Calling Rust from script can be implemented as following:

struct Handler;

impl Handler {
  fn calc_sum(&self, a: i32, b: i32) -> i32 {
    a + b
  }
}

impl sciter::EventHandler for Handler {
  dispatch_script_call! {
    fn calc_sum(i32, i32);
  }
}

And we can access this function from TIScript:

// `view` represents the window where this script is running.
// `stdout` stream is a standard output stream (shell or debugger console, for example)

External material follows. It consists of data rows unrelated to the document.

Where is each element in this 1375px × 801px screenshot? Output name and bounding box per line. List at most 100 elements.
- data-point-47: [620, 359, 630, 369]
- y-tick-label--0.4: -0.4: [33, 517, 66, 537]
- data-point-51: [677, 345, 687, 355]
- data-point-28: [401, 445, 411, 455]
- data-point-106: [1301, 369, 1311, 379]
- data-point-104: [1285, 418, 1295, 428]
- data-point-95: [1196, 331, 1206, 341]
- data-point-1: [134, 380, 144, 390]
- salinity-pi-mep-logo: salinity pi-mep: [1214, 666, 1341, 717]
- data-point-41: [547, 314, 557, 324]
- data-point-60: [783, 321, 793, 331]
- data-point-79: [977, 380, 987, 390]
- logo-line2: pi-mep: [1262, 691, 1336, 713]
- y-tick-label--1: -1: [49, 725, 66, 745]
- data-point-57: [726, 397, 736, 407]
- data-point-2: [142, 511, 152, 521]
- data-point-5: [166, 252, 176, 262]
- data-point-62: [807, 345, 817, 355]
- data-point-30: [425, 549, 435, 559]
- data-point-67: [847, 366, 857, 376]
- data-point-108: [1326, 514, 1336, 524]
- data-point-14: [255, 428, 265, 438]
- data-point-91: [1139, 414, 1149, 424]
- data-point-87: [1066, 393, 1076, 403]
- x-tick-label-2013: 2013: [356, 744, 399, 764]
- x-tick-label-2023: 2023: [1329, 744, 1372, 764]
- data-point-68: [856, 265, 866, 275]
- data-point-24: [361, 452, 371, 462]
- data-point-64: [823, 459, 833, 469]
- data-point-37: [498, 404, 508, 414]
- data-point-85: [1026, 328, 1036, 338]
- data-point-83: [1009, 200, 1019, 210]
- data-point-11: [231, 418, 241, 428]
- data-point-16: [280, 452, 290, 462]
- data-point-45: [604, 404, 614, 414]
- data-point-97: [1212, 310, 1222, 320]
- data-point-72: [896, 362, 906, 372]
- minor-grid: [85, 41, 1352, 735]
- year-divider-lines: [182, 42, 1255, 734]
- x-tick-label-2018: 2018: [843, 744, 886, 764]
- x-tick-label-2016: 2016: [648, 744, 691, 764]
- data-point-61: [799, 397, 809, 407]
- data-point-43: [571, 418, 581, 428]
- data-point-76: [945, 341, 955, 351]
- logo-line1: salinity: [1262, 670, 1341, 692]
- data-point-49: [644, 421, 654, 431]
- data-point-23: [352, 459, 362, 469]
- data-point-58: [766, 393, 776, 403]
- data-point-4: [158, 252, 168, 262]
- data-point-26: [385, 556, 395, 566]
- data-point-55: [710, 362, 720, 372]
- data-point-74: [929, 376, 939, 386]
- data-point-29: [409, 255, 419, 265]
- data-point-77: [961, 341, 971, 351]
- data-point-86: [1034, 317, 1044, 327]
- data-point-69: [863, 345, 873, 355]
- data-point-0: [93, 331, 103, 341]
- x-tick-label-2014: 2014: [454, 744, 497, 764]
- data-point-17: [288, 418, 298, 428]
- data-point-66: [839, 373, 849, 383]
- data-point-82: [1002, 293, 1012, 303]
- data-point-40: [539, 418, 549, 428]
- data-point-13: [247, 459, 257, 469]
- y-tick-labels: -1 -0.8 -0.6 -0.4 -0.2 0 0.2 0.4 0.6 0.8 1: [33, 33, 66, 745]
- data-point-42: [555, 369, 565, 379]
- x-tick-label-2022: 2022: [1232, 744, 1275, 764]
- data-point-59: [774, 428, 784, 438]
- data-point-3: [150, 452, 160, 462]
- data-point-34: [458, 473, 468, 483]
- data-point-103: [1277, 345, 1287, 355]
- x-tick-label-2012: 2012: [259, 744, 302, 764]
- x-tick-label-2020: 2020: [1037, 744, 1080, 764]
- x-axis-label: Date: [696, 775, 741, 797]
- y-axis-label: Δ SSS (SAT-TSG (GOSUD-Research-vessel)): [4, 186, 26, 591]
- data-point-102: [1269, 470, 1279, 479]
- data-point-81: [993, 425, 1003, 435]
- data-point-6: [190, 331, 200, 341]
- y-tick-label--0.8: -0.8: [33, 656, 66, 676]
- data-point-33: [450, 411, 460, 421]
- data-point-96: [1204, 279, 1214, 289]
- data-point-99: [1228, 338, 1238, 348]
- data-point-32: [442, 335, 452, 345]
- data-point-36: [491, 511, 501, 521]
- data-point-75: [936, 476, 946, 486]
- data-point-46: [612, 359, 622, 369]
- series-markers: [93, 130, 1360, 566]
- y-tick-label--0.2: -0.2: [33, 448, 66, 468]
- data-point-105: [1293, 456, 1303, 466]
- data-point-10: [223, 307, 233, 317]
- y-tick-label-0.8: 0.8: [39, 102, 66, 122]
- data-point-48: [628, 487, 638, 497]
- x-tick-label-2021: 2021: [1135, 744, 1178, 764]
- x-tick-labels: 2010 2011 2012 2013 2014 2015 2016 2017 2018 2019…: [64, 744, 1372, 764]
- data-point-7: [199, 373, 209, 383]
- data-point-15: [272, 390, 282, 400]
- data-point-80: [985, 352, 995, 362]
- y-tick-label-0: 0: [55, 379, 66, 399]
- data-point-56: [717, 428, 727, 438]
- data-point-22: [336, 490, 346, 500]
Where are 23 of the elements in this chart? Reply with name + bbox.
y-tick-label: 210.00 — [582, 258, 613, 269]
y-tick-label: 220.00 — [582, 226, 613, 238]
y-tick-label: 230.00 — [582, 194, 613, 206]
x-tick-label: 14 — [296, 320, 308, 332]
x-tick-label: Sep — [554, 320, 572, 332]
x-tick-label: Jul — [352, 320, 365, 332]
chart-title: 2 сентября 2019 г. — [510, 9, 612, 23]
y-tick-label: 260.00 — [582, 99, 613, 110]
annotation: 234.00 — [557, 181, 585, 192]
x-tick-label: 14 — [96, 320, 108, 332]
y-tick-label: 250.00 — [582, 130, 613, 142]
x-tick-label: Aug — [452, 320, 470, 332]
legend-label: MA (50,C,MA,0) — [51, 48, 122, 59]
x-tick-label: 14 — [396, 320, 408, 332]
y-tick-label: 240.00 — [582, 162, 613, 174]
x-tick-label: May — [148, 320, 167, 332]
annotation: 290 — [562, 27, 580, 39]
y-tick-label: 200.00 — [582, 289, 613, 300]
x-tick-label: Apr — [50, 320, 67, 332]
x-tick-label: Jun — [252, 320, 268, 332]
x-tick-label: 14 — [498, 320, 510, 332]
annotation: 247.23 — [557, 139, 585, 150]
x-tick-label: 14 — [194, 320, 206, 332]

stdout.printf("2 + 3 = %d\n", view.calc_sum(2, 3));

or from JavaScript:

// `Window.this` represents the window where this script is running.
console.log("2 + 3", Window.this.xcall("calc_sum", 2, 3));

Check rust-sciter/examples folder for more complex usage.

Library documentation.

What is supported right now:

  • [x] sciter::window which brings together window creation, host and event handlers.
  • [x] sciter::host with basic event handling, needs to be redesigned.
  • [x] sciter::event_handler with event handling and auto dispatching script calls to native code.
  • [x] sciter::dom for HTML DOM access and manipulation methods.
  • [x] sciter::value Rust wrapper.
  • [x] sciter::behavior_factory - global factory for native behaviors.
  • [x] sciter::graphics - platform independent graphics native interface (can be used in native behaviors).
  • [x] sciter::request - resource request object, used for custom resource downloading and handling.
  • [x] sciter::video - custom video rendering.
  • [x] sciter::archive - Sciter's compressed archive produced by sdk/bin/packfolder tool.
  • [x] sciter::msg - backend-independent input event processing.
  • [x] sciter::om - Sciter Object Model, extending Sciter by native code.
  • [x] NSE - native Sciter extensions.

Platforms:

  • [x] Windows
  • [x] OSX
  • [x] Linux
  • [x] Raspberry Pi

License

Bindings library licensed under MIT license. Sciter Engine has the own license terms and end used license agreement for SDK usage.


*Note that all licence references and agreements mentioned in the rust-sciter README section above are relevant to that project's source code only.